David Shim is managing partner of JS Communications, which got approval from the courts Friday for a “stalking horse” bid for the bankrupt visual effects firm.
“I have no intention to liquidate,” he told Variety. “Far from it. Rhythm & Hues should be taken care of. It’s in the common interest of the motion picture industry to support it for its skillset and what it can do for the industry going forward.
Shim said R&H’s problems were “the fault of the industry as a whole” but he added that the company’s financial management had been “a little lacking.” He has been onsite regularly at R&H’s offices and JSC appears to be the company’s preferred buyer in the upcoming bankruptcy auction. ...
A while ago, I was working for an animation company that was told by its foreign buyer that "production would continue" after the takeover. This was before the sale was finalized.
But whatayaknow? The second the ink was dry, the foreign purchaser (in this case, the French corporation L'Oreal) shut the twenty-six-year-old Filmation down faster than you can say "Zoot alors!" and a 140 animation employees were out of work. So the fact that a major suitor of Rhythm & Hues is making soothing noises now really "don't impress me much."

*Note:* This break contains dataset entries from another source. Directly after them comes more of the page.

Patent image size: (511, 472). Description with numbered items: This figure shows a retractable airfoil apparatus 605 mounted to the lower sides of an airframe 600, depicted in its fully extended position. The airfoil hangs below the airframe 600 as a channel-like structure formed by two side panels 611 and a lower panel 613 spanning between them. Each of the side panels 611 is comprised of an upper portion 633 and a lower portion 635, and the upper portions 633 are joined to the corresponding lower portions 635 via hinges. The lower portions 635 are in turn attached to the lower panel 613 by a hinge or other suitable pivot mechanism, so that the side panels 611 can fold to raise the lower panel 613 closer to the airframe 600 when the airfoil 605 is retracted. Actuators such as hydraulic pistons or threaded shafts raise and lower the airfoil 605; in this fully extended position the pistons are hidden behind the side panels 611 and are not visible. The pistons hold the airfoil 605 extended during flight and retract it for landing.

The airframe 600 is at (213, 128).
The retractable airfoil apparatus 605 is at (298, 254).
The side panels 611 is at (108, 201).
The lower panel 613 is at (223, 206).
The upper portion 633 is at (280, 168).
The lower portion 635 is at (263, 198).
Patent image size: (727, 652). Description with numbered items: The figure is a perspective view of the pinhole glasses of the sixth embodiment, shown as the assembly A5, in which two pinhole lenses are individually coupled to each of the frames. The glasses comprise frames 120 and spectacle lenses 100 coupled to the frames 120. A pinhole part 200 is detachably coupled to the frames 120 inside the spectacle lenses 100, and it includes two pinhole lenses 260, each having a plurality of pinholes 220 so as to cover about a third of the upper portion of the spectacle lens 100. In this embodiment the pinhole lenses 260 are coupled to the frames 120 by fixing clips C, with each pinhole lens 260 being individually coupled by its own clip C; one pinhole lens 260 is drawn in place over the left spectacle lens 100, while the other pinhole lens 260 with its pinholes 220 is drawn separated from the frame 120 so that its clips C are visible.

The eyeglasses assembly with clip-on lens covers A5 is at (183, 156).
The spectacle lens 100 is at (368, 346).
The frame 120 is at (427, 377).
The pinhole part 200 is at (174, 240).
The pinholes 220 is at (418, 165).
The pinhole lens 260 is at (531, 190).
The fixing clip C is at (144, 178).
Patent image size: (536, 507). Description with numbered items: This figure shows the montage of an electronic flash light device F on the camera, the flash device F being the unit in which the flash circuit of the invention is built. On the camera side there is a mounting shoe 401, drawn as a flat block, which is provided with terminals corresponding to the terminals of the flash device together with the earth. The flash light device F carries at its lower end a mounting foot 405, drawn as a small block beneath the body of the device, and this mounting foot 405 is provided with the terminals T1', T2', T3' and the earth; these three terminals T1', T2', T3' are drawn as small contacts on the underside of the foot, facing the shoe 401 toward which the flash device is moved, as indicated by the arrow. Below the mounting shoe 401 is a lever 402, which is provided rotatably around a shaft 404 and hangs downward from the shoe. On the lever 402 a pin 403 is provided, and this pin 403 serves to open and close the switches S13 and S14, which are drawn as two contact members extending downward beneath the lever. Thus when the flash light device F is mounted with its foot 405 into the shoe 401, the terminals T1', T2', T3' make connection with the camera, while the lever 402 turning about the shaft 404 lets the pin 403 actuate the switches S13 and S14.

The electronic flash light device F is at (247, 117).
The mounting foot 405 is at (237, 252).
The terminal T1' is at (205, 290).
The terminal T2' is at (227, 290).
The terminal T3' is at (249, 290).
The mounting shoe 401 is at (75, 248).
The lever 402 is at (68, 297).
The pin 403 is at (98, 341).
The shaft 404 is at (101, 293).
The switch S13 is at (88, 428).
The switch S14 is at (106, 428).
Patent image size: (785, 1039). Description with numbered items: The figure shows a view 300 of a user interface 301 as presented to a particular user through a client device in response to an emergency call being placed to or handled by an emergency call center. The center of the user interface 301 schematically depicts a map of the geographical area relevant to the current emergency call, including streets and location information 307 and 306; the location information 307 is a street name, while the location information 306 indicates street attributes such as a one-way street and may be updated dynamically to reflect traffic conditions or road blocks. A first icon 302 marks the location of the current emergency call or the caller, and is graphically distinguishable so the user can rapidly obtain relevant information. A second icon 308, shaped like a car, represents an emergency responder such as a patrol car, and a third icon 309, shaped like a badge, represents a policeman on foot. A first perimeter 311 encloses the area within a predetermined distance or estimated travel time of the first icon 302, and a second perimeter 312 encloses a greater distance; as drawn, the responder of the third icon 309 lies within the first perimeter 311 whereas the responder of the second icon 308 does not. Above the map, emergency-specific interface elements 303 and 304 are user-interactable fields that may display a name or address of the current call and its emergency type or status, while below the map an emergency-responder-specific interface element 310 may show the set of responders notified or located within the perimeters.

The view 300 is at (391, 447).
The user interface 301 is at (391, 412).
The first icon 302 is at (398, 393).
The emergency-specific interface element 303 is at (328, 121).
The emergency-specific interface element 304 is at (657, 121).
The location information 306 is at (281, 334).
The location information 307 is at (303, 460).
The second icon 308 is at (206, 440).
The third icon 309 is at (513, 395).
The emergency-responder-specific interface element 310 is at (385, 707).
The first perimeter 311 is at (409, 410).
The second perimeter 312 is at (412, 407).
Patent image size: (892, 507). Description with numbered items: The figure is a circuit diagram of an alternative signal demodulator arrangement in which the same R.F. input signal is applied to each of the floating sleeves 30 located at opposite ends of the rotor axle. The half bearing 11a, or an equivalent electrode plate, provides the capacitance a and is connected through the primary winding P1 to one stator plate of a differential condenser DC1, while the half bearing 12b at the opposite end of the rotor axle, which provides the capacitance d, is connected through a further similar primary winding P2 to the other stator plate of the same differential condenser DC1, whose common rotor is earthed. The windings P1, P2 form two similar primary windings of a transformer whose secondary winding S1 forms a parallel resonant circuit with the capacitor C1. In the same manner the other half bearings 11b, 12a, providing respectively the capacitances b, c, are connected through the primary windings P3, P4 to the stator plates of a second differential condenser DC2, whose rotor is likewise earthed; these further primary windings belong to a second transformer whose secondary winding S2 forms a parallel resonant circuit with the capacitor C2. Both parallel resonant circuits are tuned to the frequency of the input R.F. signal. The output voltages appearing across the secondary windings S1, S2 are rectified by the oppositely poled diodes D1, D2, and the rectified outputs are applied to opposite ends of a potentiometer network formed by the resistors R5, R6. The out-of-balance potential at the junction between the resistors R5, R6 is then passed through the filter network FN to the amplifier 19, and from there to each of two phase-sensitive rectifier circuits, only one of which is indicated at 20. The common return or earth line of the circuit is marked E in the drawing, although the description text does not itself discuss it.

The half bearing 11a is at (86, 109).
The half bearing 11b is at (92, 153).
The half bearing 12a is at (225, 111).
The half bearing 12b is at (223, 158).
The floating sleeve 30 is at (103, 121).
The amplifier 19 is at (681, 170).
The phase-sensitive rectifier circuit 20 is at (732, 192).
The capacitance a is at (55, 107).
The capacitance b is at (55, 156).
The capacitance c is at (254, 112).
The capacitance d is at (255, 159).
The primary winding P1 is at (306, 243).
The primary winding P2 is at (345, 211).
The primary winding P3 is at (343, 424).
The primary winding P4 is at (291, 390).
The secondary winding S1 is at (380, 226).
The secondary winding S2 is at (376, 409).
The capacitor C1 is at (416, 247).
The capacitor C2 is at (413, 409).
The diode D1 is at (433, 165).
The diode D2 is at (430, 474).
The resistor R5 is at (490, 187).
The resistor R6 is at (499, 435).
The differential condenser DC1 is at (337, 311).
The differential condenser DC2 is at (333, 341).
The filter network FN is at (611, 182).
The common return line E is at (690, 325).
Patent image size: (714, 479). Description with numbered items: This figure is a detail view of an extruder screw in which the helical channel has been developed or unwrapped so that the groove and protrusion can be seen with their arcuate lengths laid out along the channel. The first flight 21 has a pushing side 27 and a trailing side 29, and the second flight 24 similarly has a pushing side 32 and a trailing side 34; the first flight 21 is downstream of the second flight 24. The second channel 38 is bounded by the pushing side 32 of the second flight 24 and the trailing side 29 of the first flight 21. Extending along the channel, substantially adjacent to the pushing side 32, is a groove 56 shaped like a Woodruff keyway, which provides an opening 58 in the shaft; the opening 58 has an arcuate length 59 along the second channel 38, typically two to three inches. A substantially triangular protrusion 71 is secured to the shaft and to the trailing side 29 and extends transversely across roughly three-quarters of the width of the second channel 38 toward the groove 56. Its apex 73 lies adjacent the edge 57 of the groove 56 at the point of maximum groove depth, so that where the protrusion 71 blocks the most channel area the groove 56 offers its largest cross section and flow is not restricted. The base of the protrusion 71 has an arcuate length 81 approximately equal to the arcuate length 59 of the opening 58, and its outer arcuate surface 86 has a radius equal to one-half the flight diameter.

(But I guess we can always hope, can't we?)
The problem for the visual effects industry remains what it has been for two decades: Visual effects cannot flourish in a system that requires the studios that create those effects to low-ball their bids to get work, thereby cutting their own corporate throats.
And employees working at those studios cannot survive when they have long stretches of unemployment, no stable pension or health plans, and no assurances that the work they are doing today will still be around five months from now, and not (instead) in some Montreal sweat shop that may or may not make its next payroll.
Hard realties, heart-breaking realities. "Zoot alors!" indeed.